How to Present a Technical Data Science Topic to an Exec-level Audience

Data scientists are often called on to present their work to non-technical exec-level audiences. For example, you may be asked to present at a weekly VP meeting that hosts speakers to give deep dives about new projects in the company.

Assuming you already have a technical presentation appear prepared, how do you turn it into something that can be presented to an exec level audience?

1. Add an Executive Summary Slide

An executive summary slide describes:

  • Basic context
  • Problem being solved
  • Proposed Solution, with costs and benefits

If it doesn’t all fit into one slide, put the context on its own slide and the other points on a separate executive summary slide.
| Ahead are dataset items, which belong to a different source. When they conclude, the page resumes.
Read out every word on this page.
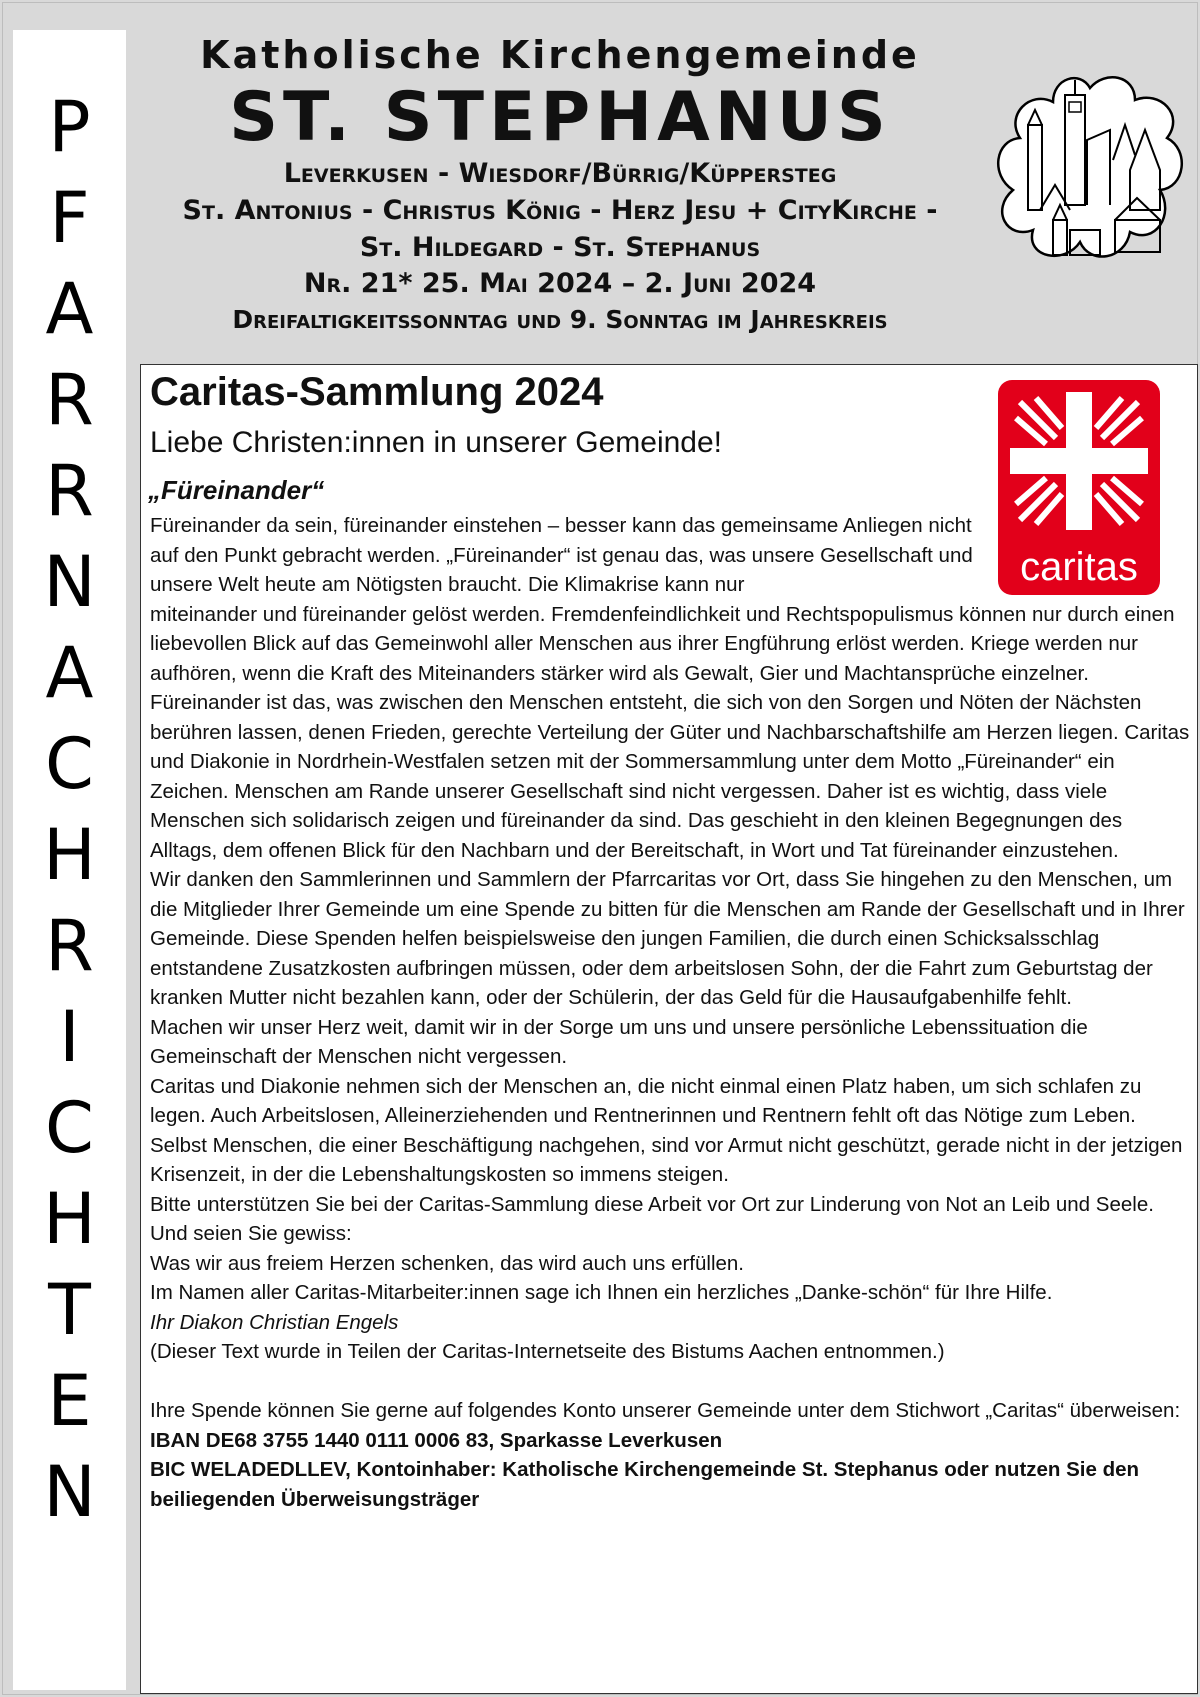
P
F
A
R
R
N
A
C
H
R
I
C
H
T
E
N
Katholische Kirchengemeinde
ST. STEPHANUS
Leverkusen - Wiesdorf/Bürrig/Küppersteg
St. Antonius - Christus König - Herz Jesu + CityKirche -
St. Hildegard - St. Stephanus
Nr. 21* 25. Mai 2024 – 2. Juni 2024
Dreifaltigkeitssonntag und 9. Sonntag im Jahreskreis
caritas
Caritas-Sammlung 2024
Liebe Christen:innen in unserer Gemeinde!
„Füreinander“

Füreinander da sein, füreinander einstehen – besser kann das gemeinsame Anliegen nicht auf den Punkt gebracht werden. „Füreinander“ ist genau das, was unsere Gesellschaft und unsere Welt heute am Nötigsten braucht. Die Klimakrise kann nur

miteinander und füreinander gelöst werden. Fremdenfeindlichkeit und Rechtspopulismus können nur durch einen liebevollen Blick auf das Gemeinwohl aller Menschen aus ihrer Engführung erlöst werden. Kriege werden nur aufhören, wenn die Kraft des Miteinanders stärker wird als Gewalt, Gier und Machtansprüche einzelner.

Füreinander ist das, was zwischen den Menschen entsteht, die sich von den Sorgen und Nöten der Nächsten berühren lassen, denen Frieden, gerechte Verteilung der Güter und Nachbarschaftshilfe am Herzen liegen. Caritas und Diakonie in Nordrhein-Westfalen setzen mit der Sommersammlung unter dem Motto „Füreinander“ ein Zeichen. Menschen am Rande unserer Gesellschaft sind nicht vergessen. Daher ist es wichtig, dass viele Menschen sich solidarisch zeigen und füreinander da sind. Das geschieht in den kleinen Begegnungen des Alltags, dem offenen Blick für den Nachbarn und der Bereitschaft, in Wort und Tat füreinander einzustehen.

Wir danken den Sammlerinnen und Sammlern der Pfarrcaritas vor Ort, dass Sie hingehen zu den Menschen, um die Mitglieder Ihrer Gemeinde um eine Spende zu bitten für die Menschen am Rande der Gesellschaft und in Ihrer Gemeinde. Diese Spenden helfen beispielsweise den jungen Familien, die durch einen Schicksalsschlag entstandene Zusatzkosten aufbringen müssen, oder dem arbeitslosen Sohn, der die Fahrt zum Geburtstag der kranken Mutter nicht bezahlen kann, oder der Schülerin, der das Geld für die Hausaufgabenhilfe fehlt.

Machen wir unser Herz weit, damit wir in der Sorge um uns und unsere persönliche Lebenssituation die Gemeinschaft der Menschen nicht vergessen.

Caritas und Diakonie nehmen sich der Menschen an, die nicht einmal einen Platz haben, um sich schlafen zu legen. Auch Arbeitslosen, Alleinerziehenden und Rentnerinnen und Rentnern fehlt oft das Nötige zum Leben. Selbst Menschen, die einer Beschäftigung nachgehen, sind vor Armut nicht geschützt, gerade nicht in der jetzigen Krisenzeit, in der die Lebenshaltungskosten so immens steigen.

Bitte unterstützen Sie bei der Caritas-Sammlung diese Arbeit vor Ort zur Linderung von Not an Leib und Seele. Und seien Sie gewiss:

Was wir aus freiem Herzen schenken, das wird auch uns erfüllen.

Im Namen aller Caritas-Mitarbeiter:innen sage ich Ihnen ein herzliches „Danke-schön“ für Ihre Hilfe.

Ihr Diakon Christian Engels

(Dieser Text wurde in Teilen der Caritas-Internetseite des Bistums Aachen entnommen.)

Ihre Spende können Sie gerne auf folgendes Konto unserer Gemeinde unter dem Stichwort „Caritas“ überweisen:

IBAN DE68 3755 1440 0111 0006 83, Sparkasse Leverkusen

BIC WELADEDLLEV, Kontoinhaber: Katholische Kirchengemeinde St. Stephanus oder nutzen Sie den beiliegenden Überweisungsträger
In your talk, you can say that “first, I’ll preview the key points, which are on this slide, and then I’ll go into detail about exactly what we’ve found and why it makes sense.”

2. Expand on the Context

An exec audience needs to know a certain minimal set of facts to understand what you’re doing and why it’s important. These facts describe the current state of the world: specifically the objects and their operation.

Objects needs to be defined: “Cobra is a machine learning model that predicts fraudulent transactions…”

Operations need to be described concisely and may link other objects together: “Cobra is trained from human generated examples collected from a team called Bigfoot.”

3. Explain the Problem

Given the context, what is the problem? Two possibilities:

  1. Objects: there may be objects at play that shouldn’t be, or there may need to be additional objects that aren’t yet there
  2. Operation: how the objects perform may be suboptimal

After identifying the problem, emphasize why it’s a significant problem. Why should the execs care? Translate the technical problem into the big picture business problem.

4. Simplify Your Formulas

Complicated formulas should be avoided—they can take a long time to explain to an exec audience and can lead to a lot of confusion. Replace a complicated formula with an extremely simple one or with a diagram.

If you’ve expressed the problem in terms of the objects and their operation, then you can also express your solution as a change in the set of objects or how they operate.

5. Show the Costs and Benefits

The easiest way to convince leaders of something is to show them quantitative proof that your proposal is a good idea. If the benefits hugely outweigh the costs, then supporting you becomes a no-brainer.

6. Reiterate the Main Takeaway

End with “if there’s the one thing I’d like you to walk away with after this presentation, is that…”

Finally, when giving the talk, don’t feel the need to improvise. Stick to your slides, and if in practicing you find yourself needing to improvise, update the slides to fill in what you will need to say.